My wife and I recently enjoyed some fellowship with a woman in her seventies. She was raised Dutch Reformed and is now active in the Presbyterian Church of America. She is a delightful lady, one with whom we enjoyed visiting. However, through the course of our conversation there arose a stark and pointed difference between what she believes as a Presbyterian and what we believe as Baptists. She is a "Law person," and emphasized over and over that "God blesses obedience."
Of course, nobody would disagree with this statement. God does bless obedience. The question is "Whose obedience?" Our Presbyterian friend seemed to be emphasizing her and her husband's personal obedience. My wife and I only emphasize Christ's obedience (i.e. "His fulfillment of the Law"), and God's blessings freely given to us because of our faith in Christ.
This is the fundamental difference between Old Covenant Christians and New Covenant Christians.
Baptists historically have been New Covenant Christians. The early 18th century Baptists were uninterested in turning sinners into Mosaic Law-keepers and solely concerned with turning sinners into Christ believers. When Jesus Christ told us He came to fulfill the Law and the prophets, He meant it (Matthew 5:17). He fulfilled the Law with His life, death and resurrection, and then He abolished it and became a new Law Giver for His people. He said:
"A new commandment I give to you, that you love one another, even as I have loved you, that you also love one another. By this all men will know that you are My disciples, if you have love for one another" (John 13:34-35).Some might wonder about the practical differences between an Old Covenant believer as compared to the New Covenant believer. One of the best illustrations of the differences between the behavior of Old Covenant Christians when compared to the behavior of New Covenant Christians is given by my friend Jon Zens.
Jon points out that the Puritans (Old Covenant Christians) came over to the New World and found themselves facing the Native Americans (Indians). Old Covenant typology dominated their behavior toward the Indians. The Puritans saw their exodus from England paralleling Israel's exodus from Egypt in the Old Testament. The Puritans viewed their crossing of the Atlantic as a parallel to Israel's crossing of the Red Sea. The Puritans believed that their arrival in the New World paralleled Israel's arrival and entrance into the land of Canaan. The Puritans hoped that the New World would indeed be a land "flowing with milk and honey."
But now came the mistake the Puritans made because of their emphasis on the Old Covenant.
The Puritans believed that the Native Americans they met in the New World paralleled Israel meeting the heathen nations in the land of Canaan. How should they respond? Old Covenant typology pointed to casting out the Native peoples by force, precisely as Israel cast out the heathen nations in Canaan. However, New Covenant theology commands believers in Christ to love their enemies. Should the Puritans follow the Law of Christ by loving and evangelizing the Indians, or should the Puritans follow the example of Old Covenant Israel and kill the native dwellers? According to Zens, the Puritans behaved in a manner consistent with their Old Covenant beliefs. Over time they removed or exterminated the Indians, claiming the New World for God.

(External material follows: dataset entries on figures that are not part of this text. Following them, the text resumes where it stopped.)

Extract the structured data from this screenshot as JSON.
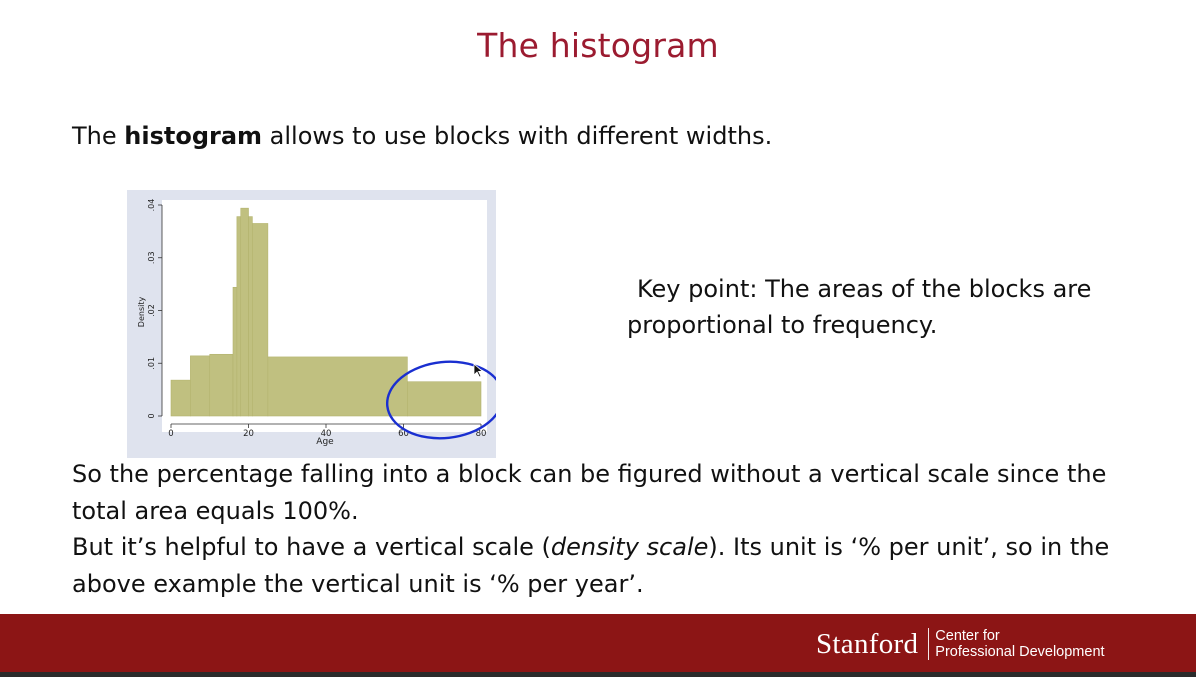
{
  "slide": {
    "title": "The histogram",
    "intro": {
      "before": "The ",
      "bold": "histogram",
      "after": " allows to use blocks with different widths."
    },
    "keypoint": {
      "line1": "Key point:  The areas of the blocks are",
      "line2": "proportional to frequency."
    },
    "body": {
      "line1": "So the percentage falling into a block can be figured without a vertical scale since the",
      "line2": "total area equals 100%.",
      "line3_before": "But it’s helpful to have a vertical scale (",
      "line3_em": "density scale",
      "line3_after": ").  Its unit is ‘% per unit’, so in the",
      "line4": "above example the vertical unit is ‘% per year’."
    }
  },
  "footer": {
    "brand": "Stanford",
    "unit_line1": "Center for",
    "unit_line2": "Professional Development",
    "color": "#8c1515"
  },
  "chart_data": {
    "type": "bar",
    "subtype": "histogram",
    "xlabel": "Age",
    "ylabel": "Density",
    "xlim": [
      0,
      80
    ],
    "ylim": [
      0,
      0.04
    ],
    "xticks": [
      0,
      20,
      40,
      60,
      80
    ],
    "xtick_labels": [
      "0",
      "20",
      "40",
      "60",
      "80"
    ],
    "yticks": [
      0,
      0.01,
      0.02,
      0.03,
      0.04
    ],
    "ytick_labels": [
      "0",
      ".01",
      ".02",
      ".03",
      ".04"
    ],
    "bins": [
      {
        "x0": 0,
        "x1": 5,
        "density": 0.0068
      },
      {
        "x0": 5,
        "x1": 10,
        "density": 0.0114
      },
      {
        "x0": 10,
        "x1": 16,
        "density": 0.0117
      },
      {
        "x0": 16,
        "x1": 17,
        "density": 0.0244
      },
      {
        "x0": 17,
        "x1": 18,
        "density": 0.0378
      },
      {
        "x0": 18,
        "x1": 20,
        "density": 0.0394
      },
      {
        "x0": 20,
        "x1": 21,
        "density": 0.0378
      },
      {
        "x0": 21,
        "x1": 25,
        "density": 0.0365
      },
      {
        "x0": 25,
        "x1": 61,
        "density": 0.0112
      },
      {
        "x0": 61,
        "x1": 80,
        "density": 0.0065
      }
    ],
    "bar_color": "#c0c080",
    "plot_background": "#ffffff",
    "panel_background": "#dfe3ee",
    "grid": false,
    "annotation": {
      "type": "circle",
      "around": "last-bin",
      "color": "#1a2fd0"
    }
  }
}
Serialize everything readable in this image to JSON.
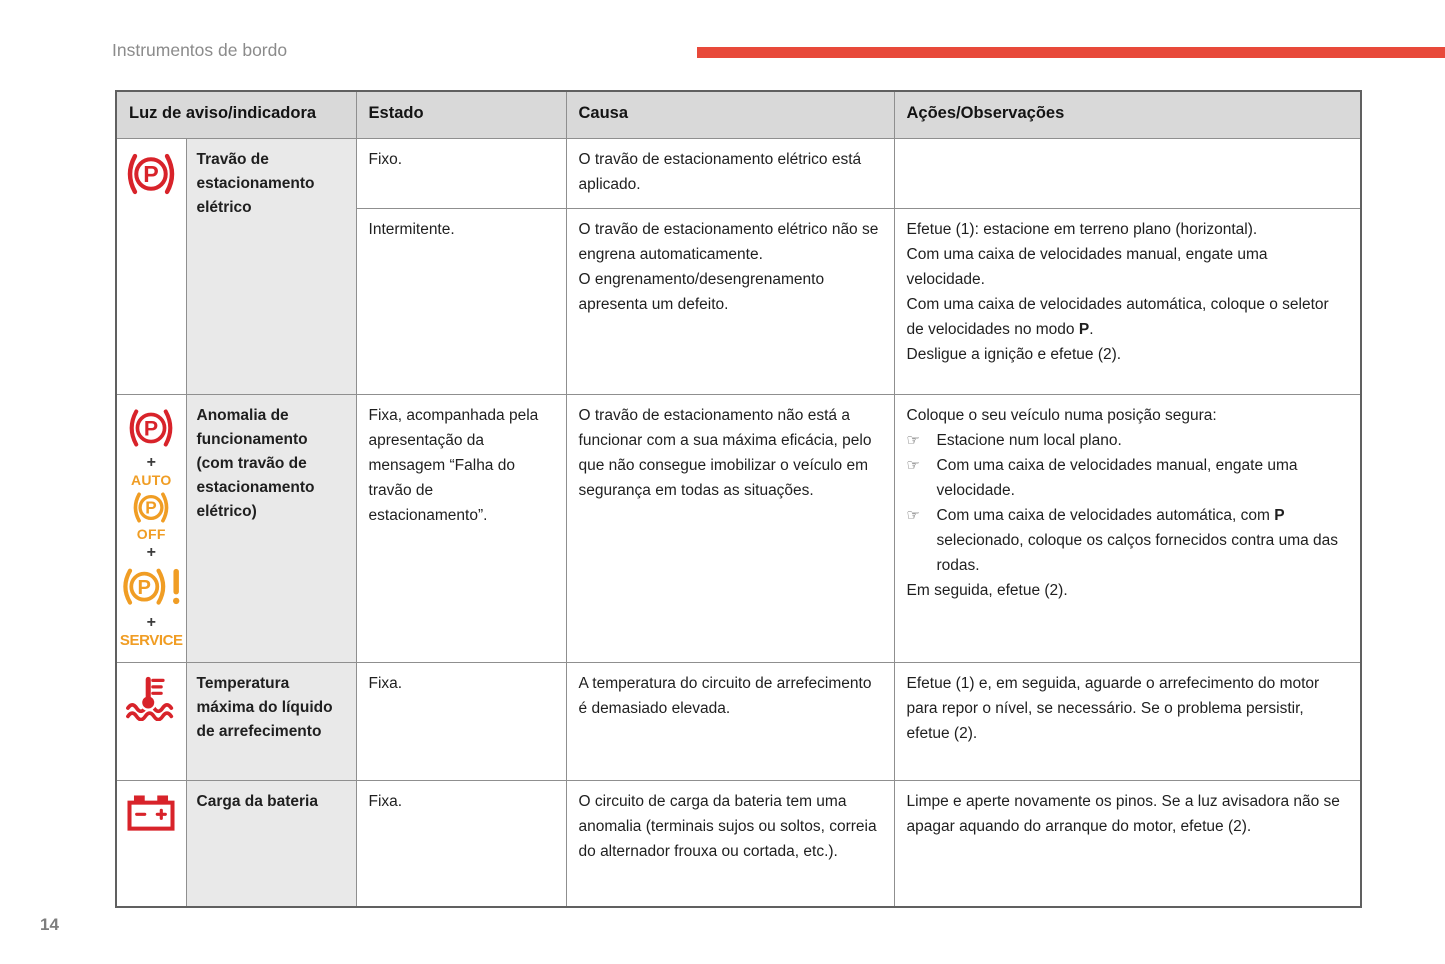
{
  "theme": {
    "accent": "#e8493a",
    "icon_red": "#d8232a",
    "icon_orange": "#f09d24",
    "header_bg": "#d9d9d9",
    "label_bg": "#e9e9e9"
  },
  "page": {
    "title": "Instrumentos de bordo",
    "number": "14"
  },
  "glyphs": {
    "plus": "+",
    "p_letter": "P",
    "auto": "AUTO",
    "off": "OFF",
    "service": "SERVICE",
    "bullet": "☞"
  },
  "table": {
    "headers": [
      "Luz de aviso/indicadora",
      "Estado",
      "Causa",
      "Ações/Observações"
    ],
    "rows": [
      {
        "label": "Travão de estacionamento elétrico",
        "icon": "parking-brake",
        "sub_rows": [
          {
            "estado": "Fixo.",
            "causa": [
              "O travão de estacionamento elétrico está aplicado."
            ],
            "acoes": []
          },
          {
            "estado": "Intermitente.",
            "causa": [
              "O travão de estacionamento elétrico não se engrena automaticamente.",
              "O engrenamento/desengrenamento apresenta um defeito."
            ],
            "acoes": [
              "Efetue (1): estacione em terreno plano (horizontal).",
              "Com uma caixa de velocidades manual, engate uma velocidade.",
              "Com uma caixa de velocidades automática, coloque o seletor de velocidades no modo **P**.",
              "Desligue a ignição e efetue (2)."
            ]
          }
        ]
      },
      {
        "label": "Anomalia de funcionamento (com travão de estacionamento elétrico)",
        "icons": [
          "parking-brake",
          "auto-parking-brake-off",
          "parking-brake-fault",
          "service"
        ],
        "estado": [
          "Fixa, acompanhada pela apresentação da mensagem “Falha do travão de estacionamento”."
        ],
        "causa": [
          "O travão de estacionamento não está a funcionar com a sua máxima eficácia, pelo que não consegue imobilizar o veículo em segurança em todas as situações."
        ],
        "acoes_intro": "Coloque o seu veículo numa posição segura:",
        "acoes_bullets": [
          "Estacione num local plano.",
          "Com uma caixa de velocidades manual, engate uma velocidade.",
          "Com uma caixa de velocidades automática, com **P** selecionado, coloque os calços fornecidos contra uma das rodas."
        ],
        "acoes_outro": "Em seguida, efetue (2)."
      },
      {
        "label": "Temperatura máxima do líquido de arrefecimento",
        "icon": "coolant-temperature",
        "estado": [
          "Fixa."
        ],
        "causa": [
          "A temperatura do circuito de arrefecimento é demasiado elevada."
        ],
        "acoes": [
          "Efetue (1) e, em seguida, aguarde o arrefecimento do motor para repor o nível, se necessário. Se o problema persistir, efetue (2)."
        ]
      },
      {
        "label": "Carga da bateria",
        "icon": "battery-charge",
        "estado": [
          "Fixa."
        ],
        "causa": [
          "O circuito de carga da bateria tem uma anomalia (terminais sujos ou soltos, correia do alternador frouxa ou cortada, etc.)."
        ],
        "acoes": [
          "Limpe e aperte novamente os pinos. Se a luz avisadora não se apagar aquando do arranque do motor, efetue (2)."
        ]
      }
    ]
  }
}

Now, back to the Presbyterian lady we met. Her husband was not a believer. She had been married to him for over fifty years, but it had been "exceedingly difficult." She so desperately wanted her husband to be 'obedient' to God's Laws (worshipping on the Sabbath, tithing on their income, etc...) because "God blesses our obedience." I was worn out listening to her.
I would suggest that what her husband needed was a wife who was so full of Christ, so appreciative of the perfect righteousness that has been given to her because of her faith in Jesus, that she loves her husband exactly the way Christ loves her. It seems to me that if the New Covenant was the foundation of her theology and philosophy of living, then she would set aside any emphasis on her husband's performance--or lack thereof -- and simply love him without expectations or conditions.
Obviously, this post has simplified some very complex issues, but my goal is not so much to convince anyone of this truth as much as it is to encourage the beginning of a journey toward truth. It's an axiom that if there is maladjustment in one's behavior toward people, it's usually because of a problem in one's beliefs about God.
We need more New Covenant theology preaching in our churches so that our behavior as believers toward others will match our beliefs of God's behavior toward us in Christ - as taught in the apex of God's self-revelation, otherwise known as the New Testament.